No âmbito da psicologia e da psicoterapia, trabalhamos, primordialmente, com o devir vivo do ser no mundo, com a vivência, com o, vivo e vívido vivido, devir do ser do cliente no seu mundo, ativados estes pela(s) crise(s) que o conduzem à prática da psicoterapia. Momentos de querido ou dolorosamente indesejado estalar de velhas estruturas de ser e estar no mundo. Momentos de vivência das dores e sofrimentos, repulsas e seduções de perecimentos vários. Momentos, eventualmente, de ameaça terrível, ou de incontrolável atratividade, do novo que emerge com a lentidão e inexorabilidade do sol de cada manhã. Momentos de medo e excitação. Momentos de trans-form-ações, ora morosas ora desconcertantemente frenéticas.
Tudo está perturbadoramente vivo, em movimento e vulnerável, devir. Em carne viva. Potência plena e informe. Tudo está plasticamente ativado e lábil, e é a própria liberdade e criatividade do cliente, a vontade do seu ser que devém, que poderá dar uma forma, produtiva e rica para ele, a tudo que está em formação. Não existem mapas, não existem cartografias do desejo. Tudo depende de simples e pequenas ousadias, de um espírito existencialmente experimental -- de grandes ousadias, às vezes -- do arriscado sim ao momentum de si mesmo, da aceitação e afirmação do espírito de uma vida que experimenta, que tenta e erra, que pode criar, e cria. Tudo se resolve desta forma ao nível do vivido e da ação, da vívidação do vivido, da afirmação e da criação de si, e de um mundo que lhe diz respeito, pela identificação com os níveis mais originários da vívida ação -- vívidação -- de si-mesmo-no-mundo.
A alternativa é a impotência.
O vivido, o corpo, em sua espontaneidade de ser no mundo, são a ação , são o ativo em sua potência e originalidade. Entendidos por Nietzsche como a dimensão nobre das forças que criam, que inventam, que dominam porque impõem formas novas e ricas.
O estudo, o reflexivo, o pensamento, a consciência reflexiva são da ordem do reativo. São da ordem da reação. Não criam. Servem à ordem da adaptação do ajustamento, da repetição, dos mecanismos. Forças reativas que, se têm o seu lugar no concerto da multiplicidade da vida, não dizem respeito à capacidade mais nobre da invenção e da criação, da invenção de si mesmo e do mundo, da invenção de alternativas, como o que é próprio às forças ativas.
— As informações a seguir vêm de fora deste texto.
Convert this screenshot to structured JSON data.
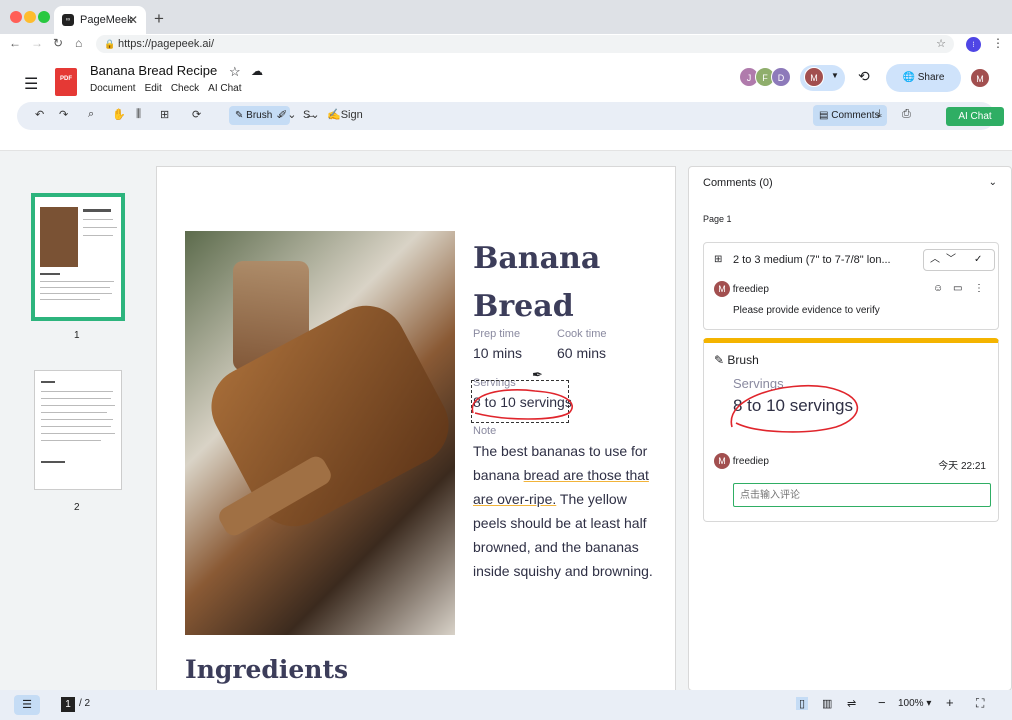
{
  "browser": {
    "tab_title": "PageMeek",
    "url": "https://pagepeek.ai/"
  },
  "app": {
    "doc_title": "Banana Bread Recipe",
    "menu": [
      "Document",
      "Edit",
      "Check",
      "AI Chat"
    ],
    "avatars": [
      "J",
      "F",
      "D"
    ],
    "user_initial": "M",
    "share_label": "Share",
    "toolbar": {
      "brush_label": "Brush",
      "sign_label": "Sign",
      "comments_label": "Comments",
      "ai_chat_label": "AI Chat"
    }
  },
  "thumbnails": {
    "page1": "1",
    "page2": "2"
  },
  "page": {
    "title_line1": "Banana",
    "title_line2": "Bread",
    "prep_label": "Prep time",
    "prep_value": "10 mins",
    "cook_label": "Cook time",
    "cook_value": "60 mins",
    "servings_label": "Servings",
    "servings_value": "8 to 10 servings",
    "note_label": "Note",
    "note_p1": "The best bananas to use for banana ",
    "note_u": "bread are those that are over-ripe.",
    "note_p2": " The yellow peels should be at least half browned, and the bananas inside squishy and browning.",
    "ingredients": "Ingredients"
  },
  "comments": {
    "header": "Comments (0)",
    "page_label": "Page 1",
    "card1_title": "2 to 3 medium (7\" to 7-7/8\" lon...",
    "card1_user": "freediep",
    "card1_text": "Please provide evidence to verify",
    "card2_type": "Brush",
    "card2_servings_label": "Servings",
    "card2_servings_value": "8 to 10 servings",
    "card2_user": "freediep",
    "card2_time": "今天 22:21",
    "input_placeholder": "点击输入评论"
  },
  "footer": {
    "page_current": "1",
    "page_total": "/ 2",
    "zoom": "100%"
  },
  "colors": {
    "accent": "#2fae64",
    "highlight": "#c5dcf5",
    "brush_red": "#e0252c",
    "underline": "#f2b43a"
  }
}
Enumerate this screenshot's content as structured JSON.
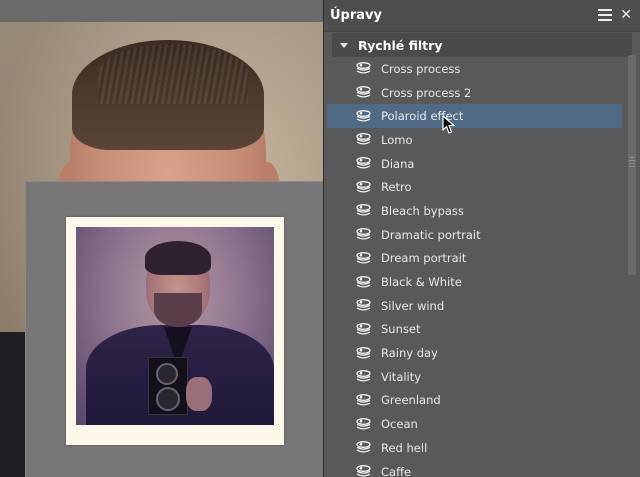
{
  "panel": {
    "title": "Úpravy",
    "group": {
      "label": "Rychlé filtry",
      "items": [
        {
          "label": "Cross process"
        },
        {
          "label": "Cross process 2"
        },
        {
          "label": "Polaroid effect",
          "selected": true
        },
        {
          "label": "Lomo"
        },
        {
          "label": "Diana"
        },
        {
          "label": "Retro"
        },
        {
          "label": "Bleach bypass"
        },
        {
          "label": "Dramatic portrait"
        },
        {
          "label": "Dream portrait"
        },
        {
          "label": "Black & White"
        },
        {
          "label": "Silver wind"
        },
        {
          "label": "Sunset"
        },
        {
          "label": "Rainy day"
        },
        {
          "label": "Vitality"
        },
        {
          "label": "Greenland"
        },
        {
          "label": "Ocean"
        },
        {
          "label": "Red hell"
        },
        {
          "label": "Caffe"
        }
      ]
    }
  },
  "colors": {
    "selected_row": "#4f6a85",
    "panel_bg": "#595959",
    "polaroid_frame": "#fbf8ea"
  },
  "icons": {
    "filter_item": "stacked-layers-icon",
    "menu": "hamburger-menu-icon",
    "close": "close-icon",
    "expand": "caret-down-icon"
  }
}
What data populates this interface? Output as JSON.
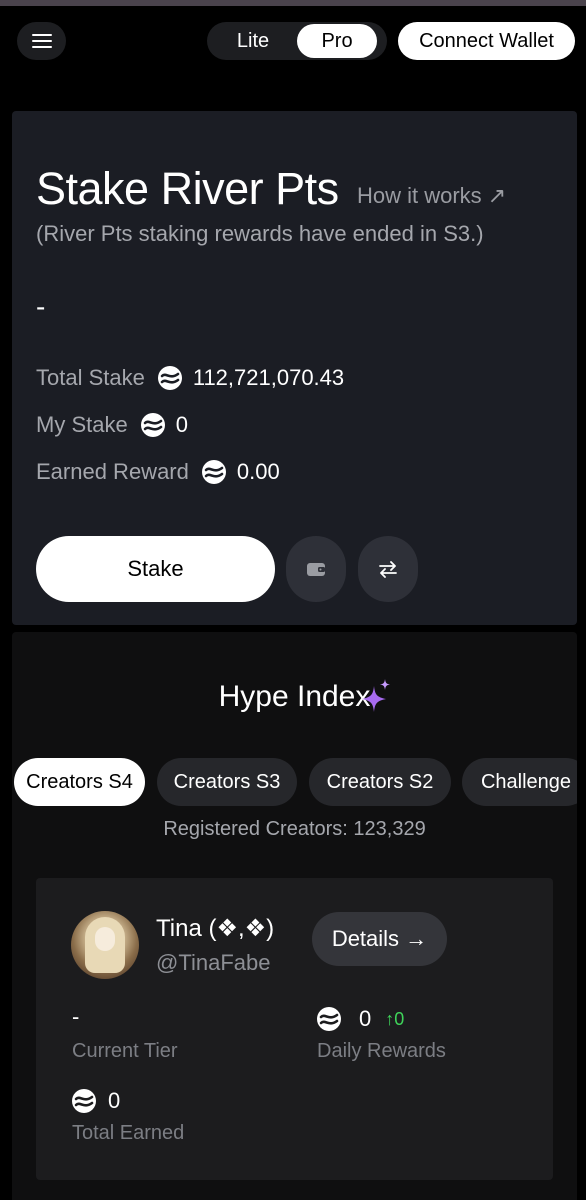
{
  "header": {
    "menu_icon": "hamburger-icon",
    "mode_options": [
      "Lite",
      "Pro"
    ],
    "mode_selected": "Pro",
    "connect_label": "Connect Wallet"
  },
  "stake": {
    "title": "Stake River Pts",
    "how_label": "How it works ↗",
    "subtitle": "(River Pts staking rewards have ended in S3.)",
    "dash": "-",
    "total_label": "Total Stake",
    "total_value": "112,721,070.43",
    "my_label": "My Stake",
    "my_value": "0",
    "earned_label": "Earned Reward",
    "earned_value": "0.00",
    "stake_button": "Stake",
    "wallet_icon": "wallet-icon",
    "swap_icon": "swap-icon"
  },
  "hype": {
    "title": "Hype Index",
    "tabs": [
      "Creators S4",
      "Creators S3",
      "Creators S2",
      "Challenge"
    ],
    "active_tab": "Creators S4",
    "registered": "Registered Creators: 123,329",
    "creator": {
      "name": "Tina (❖,❖)",
      "handle": "@TinaFabe",
      "details_label": "Details →",
      "tier_value": "-",
      "tier_label": "Current Tier",
      "daily_value": "0",
      "daily_change": "↑0",
      "daily_label": "Daily Rewards",
      "earned_value": "0",
      "earned_label": "Total Earned"
    }
  },
  "colors": {
    "background": "#000000",
    "card": "#1b1d24",
    "accent_green": "#3fd45a",
    "sparkle": "#a86bf0"
  }
}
Mais que isto, ao prevalecerem, as forças reativas determinam o império da nadificação da redução ao zero da potência, da impotência e da mesmidade: o império do niilismo. Ao concentrarem-se determinam o ressentimento -- a impotência amarga e vingativa contra tudo que é forte --, determinam a consciência infeliz, a culpa, -- o ressentimento, a vingatividade, retrofletidos contra si pelo próprio ressentido --, e a idéia ascética, o ideal ascético, que anima-se do princípio de que o vivido, a vida, ativa em sua espontaneidade e contingência, são um erro a ser negado e substituído pelo anseio reativo de uma vida além da vida, de um além mundo.
Desta perspectiva, é interessante observar a possível contradição em termos da expressão fenomeno logia. Na medida pelo menos em que o logos em questão esteja identificado com o conhecimento reflexivo e conceitual.
Neste sentido, não se trata, para a psicologia e psicoterapia fenomenológico existencial, de um logos, no sentido reflexivo e conceitual. Tudo no vivido está evidentemente impregnado de um certo logos. Mas, especificamente, este logos não é o logos reflexivo e conceitual. Decididamente, para nós, não se trata de um estudo do fenômeno, ou do processo fenomenal, não se trata da reflexão acerca do vivido. Não se trata de um estudo. Mesmo que seja um estudo operado pelo próprio cliente de seu vivido. O vivido é em si já uma afirmação, um querer ativo, trata-se de querê-lo, de afirmá-lo em sua afirmação, de sua desdobr/ação, nas intensidades próprias de seu ativo devir. Trata-se de afirmar a sua expressividade ativa e inuitivamente.
Husserl parece ter pago um tributo demasiadamente pesado a suas vinculações Cartesianas quando enunciou como fenomeno logia o conjunto de suas idéias e de seu método. Ainda que entendamos a que tipo particular de logos ele se referia.
Infelizmente entre nós, esta possibilidade de ambiguidade, e própria super valorização socrática da reflexão, geram mal-entendidos. Não é raro encontrar quem ache que o fenomenal está destinado a ser necessariamente objeto da nobre reflexão. Ou que quando falamos de fenomenologia estamos falando de um estudo, de uma análise do fenomenal. Não se trata disto. O que do fenomenal não é acessível no próprio fenomenal jamais será elucidado pela reflexão. O fenomenal é um logos pré conceitual e pré reflexivo, um conhecer que só é acessível em sua própria vivência e, em particular, em sua própria expressividade, mais ou menos motora.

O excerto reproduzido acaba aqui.